Zada Connaway, 1947 - 2014
Born and raised in Washington, Zada grew up in a variety of places such as Seattle, Port Townsend, and many other cities and towns. She learned about the flora and fauna from her family members and friends. Many hours were spent in the woods and public parks.
Married three times, and divorced as many times, she learned that she was marriage challenged and that she did not always make the best choices. Nor did she make a good ‘wife’; instead, she was content to be a partner in life with her best friend. He was instrumental in letting her take a new course in her life.

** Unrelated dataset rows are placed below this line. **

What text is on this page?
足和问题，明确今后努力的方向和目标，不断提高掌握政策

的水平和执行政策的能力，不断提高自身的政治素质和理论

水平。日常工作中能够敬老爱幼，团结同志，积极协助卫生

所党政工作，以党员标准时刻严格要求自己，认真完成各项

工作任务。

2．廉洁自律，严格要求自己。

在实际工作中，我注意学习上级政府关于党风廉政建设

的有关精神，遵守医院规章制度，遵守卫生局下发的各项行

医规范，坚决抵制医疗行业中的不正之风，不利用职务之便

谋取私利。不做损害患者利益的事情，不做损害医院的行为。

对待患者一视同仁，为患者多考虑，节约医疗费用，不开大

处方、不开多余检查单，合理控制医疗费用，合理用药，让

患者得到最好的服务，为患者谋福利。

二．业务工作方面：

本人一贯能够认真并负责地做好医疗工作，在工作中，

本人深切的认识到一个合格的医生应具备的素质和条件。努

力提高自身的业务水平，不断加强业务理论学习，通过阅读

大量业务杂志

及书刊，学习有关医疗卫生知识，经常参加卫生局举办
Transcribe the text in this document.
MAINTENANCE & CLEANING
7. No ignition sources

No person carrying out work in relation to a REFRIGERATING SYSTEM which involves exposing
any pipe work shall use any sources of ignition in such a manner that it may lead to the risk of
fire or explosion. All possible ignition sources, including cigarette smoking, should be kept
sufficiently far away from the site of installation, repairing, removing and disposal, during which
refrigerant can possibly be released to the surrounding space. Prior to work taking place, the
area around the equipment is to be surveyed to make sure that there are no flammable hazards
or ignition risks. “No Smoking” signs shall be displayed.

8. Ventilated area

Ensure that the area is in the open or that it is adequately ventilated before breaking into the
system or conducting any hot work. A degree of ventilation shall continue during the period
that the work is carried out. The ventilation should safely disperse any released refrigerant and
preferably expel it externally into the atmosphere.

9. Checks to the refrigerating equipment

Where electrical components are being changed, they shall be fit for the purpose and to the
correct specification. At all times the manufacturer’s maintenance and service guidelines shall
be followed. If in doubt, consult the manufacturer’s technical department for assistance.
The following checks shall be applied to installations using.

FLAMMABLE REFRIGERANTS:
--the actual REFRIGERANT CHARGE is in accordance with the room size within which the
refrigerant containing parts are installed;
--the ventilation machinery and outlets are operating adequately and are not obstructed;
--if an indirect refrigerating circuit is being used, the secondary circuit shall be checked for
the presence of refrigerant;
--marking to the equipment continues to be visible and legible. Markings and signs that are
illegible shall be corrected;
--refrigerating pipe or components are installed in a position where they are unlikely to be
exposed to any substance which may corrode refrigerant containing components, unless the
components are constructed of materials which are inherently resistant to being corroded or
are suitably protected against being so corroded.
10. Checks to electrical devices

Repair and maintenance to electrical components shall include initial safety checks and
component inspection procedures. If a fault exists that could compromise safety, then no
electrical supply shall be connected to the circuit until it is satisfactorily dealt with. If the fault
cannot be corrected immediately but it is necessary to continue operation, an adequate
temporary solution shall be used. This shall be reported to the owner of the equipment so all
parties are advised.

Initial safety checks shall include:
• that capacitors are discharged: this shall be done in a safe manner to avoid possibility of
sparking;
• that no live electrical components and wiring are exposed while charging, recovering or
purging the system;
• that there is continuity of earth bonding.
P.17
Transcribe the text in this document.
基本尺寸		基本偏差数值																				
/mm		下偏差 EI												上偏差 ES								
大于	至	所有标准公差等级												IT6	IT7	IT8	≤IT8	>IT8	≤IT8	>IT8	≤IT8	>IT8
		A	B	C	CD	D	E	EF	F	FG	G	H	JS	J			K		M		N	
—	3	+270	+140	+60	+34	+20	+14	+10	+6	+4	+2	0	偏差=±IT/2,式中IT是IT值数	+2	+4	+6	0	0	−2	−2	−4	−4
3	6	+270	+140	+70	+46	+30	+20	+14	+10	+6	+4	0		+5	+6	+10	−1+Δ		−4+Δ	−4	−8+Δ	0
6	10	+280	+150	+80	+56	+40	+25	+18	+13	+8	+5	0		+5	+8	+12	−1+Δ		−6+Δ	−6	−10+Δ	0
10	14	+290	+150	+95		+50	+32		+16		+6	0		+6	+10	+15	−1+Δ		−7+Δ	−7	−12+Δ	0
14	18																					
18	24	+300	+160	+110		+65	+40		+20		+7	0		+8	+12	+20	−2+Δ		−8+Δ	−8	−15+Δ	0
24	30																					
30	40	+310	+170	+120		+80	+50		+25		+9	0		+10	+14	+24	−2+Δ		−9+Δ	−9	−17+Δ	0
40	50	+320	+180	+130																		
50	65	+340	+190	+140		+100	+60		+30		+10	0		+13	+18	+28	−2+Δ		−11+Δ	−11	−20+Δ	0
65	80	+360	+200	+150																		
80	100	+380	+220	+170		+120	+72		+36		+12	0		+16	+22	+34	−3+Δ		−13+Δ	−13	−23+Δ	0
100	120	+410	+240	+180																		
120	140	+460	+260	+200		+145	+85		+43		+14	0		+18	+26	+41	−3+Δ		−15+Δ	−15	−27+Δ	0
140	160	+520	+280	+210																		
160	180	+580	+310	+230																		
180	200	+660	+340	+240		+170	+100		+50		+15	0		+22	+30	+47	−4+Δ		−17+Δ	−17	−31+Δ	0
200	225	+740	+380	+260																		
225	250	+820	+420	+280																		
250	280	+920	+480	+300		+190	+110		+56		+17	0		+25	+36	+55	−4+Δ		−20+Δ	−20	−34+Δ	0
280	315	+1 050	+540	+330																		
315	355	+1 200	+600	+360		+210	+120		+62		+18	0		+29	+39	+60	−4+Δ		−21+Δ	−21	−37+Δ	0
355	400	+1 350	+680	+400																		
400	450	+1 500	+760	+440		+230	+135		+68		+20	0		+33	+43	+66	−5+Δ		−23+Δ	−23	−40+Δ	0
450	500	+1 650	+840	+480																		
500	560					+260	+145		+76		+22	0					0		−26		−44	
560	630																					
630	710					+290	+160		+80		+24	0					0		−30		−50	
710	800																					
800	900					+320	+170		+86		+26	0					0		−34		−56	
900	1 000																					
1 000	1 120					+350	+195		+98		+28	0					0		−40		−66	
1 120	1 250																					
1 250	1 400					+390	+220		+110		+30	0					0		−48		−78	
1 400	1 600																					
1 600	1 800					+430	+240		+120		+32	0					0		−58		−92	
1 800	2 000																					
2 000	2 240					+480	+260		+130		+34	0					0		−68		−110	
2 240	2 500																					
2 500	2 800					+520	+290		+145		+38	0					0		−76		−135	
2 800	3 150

In school, she enjoyed the English and composition classes, seldom having to take essay assignments home. She was able to finish the work in class and often assisted other students with theirs. She also took writing courses at Highline College in Midway Washington. Doing her rough drafts in her head, the final drafts always met with approval, gaining her an "A" as her final grade.
Due to a freak accidental fall in which her ankle was badly fractured, she spent months on her back during recovery, allowing time to formulate the story line for her first book. Since she was no longer part of the work force, she had the time to sit and write.
Abused as a child, and sustaining further abuse as an adult, when she decided to embark on a writing career, she was told to write about what she knew. She took her own experiences and attributed them to various fictional characters in her novel,
Mother's Journals, Parts 1, 2 and 3. While she had taken journalistic license, she did not commit any crimes that are depicted in her work.
Her fiction is not for the young and impressionable, as there are many explicit passages better left to the mature reader. Indeed, portions of this novel should be X rated!
At the age of seventeen — pregnant, married, and estranged from her family — Margery finds herself transplanted to Charabourgh, a small logging town in the woods of Washington State. When she dies at the age of seventy-seven, she leaves her papers and letters to her daughter Mary.
Mary finds the journals her mother had written, stashed away in a trunk; she begins to read and is often surprised by what they contain. The hardships and abuse her mother endured, and the crime she committed for the survival of her children, makes Mary aware of how fortunate she was to find and marry John so many years earlier.
Her brother Stuart, his wife Joan and daughter Ellen are also impacted by Margery's journals, often in very different ways. Ellen's tragic love affairs lead her on a path of her own, and she receives help from a very unexpected source.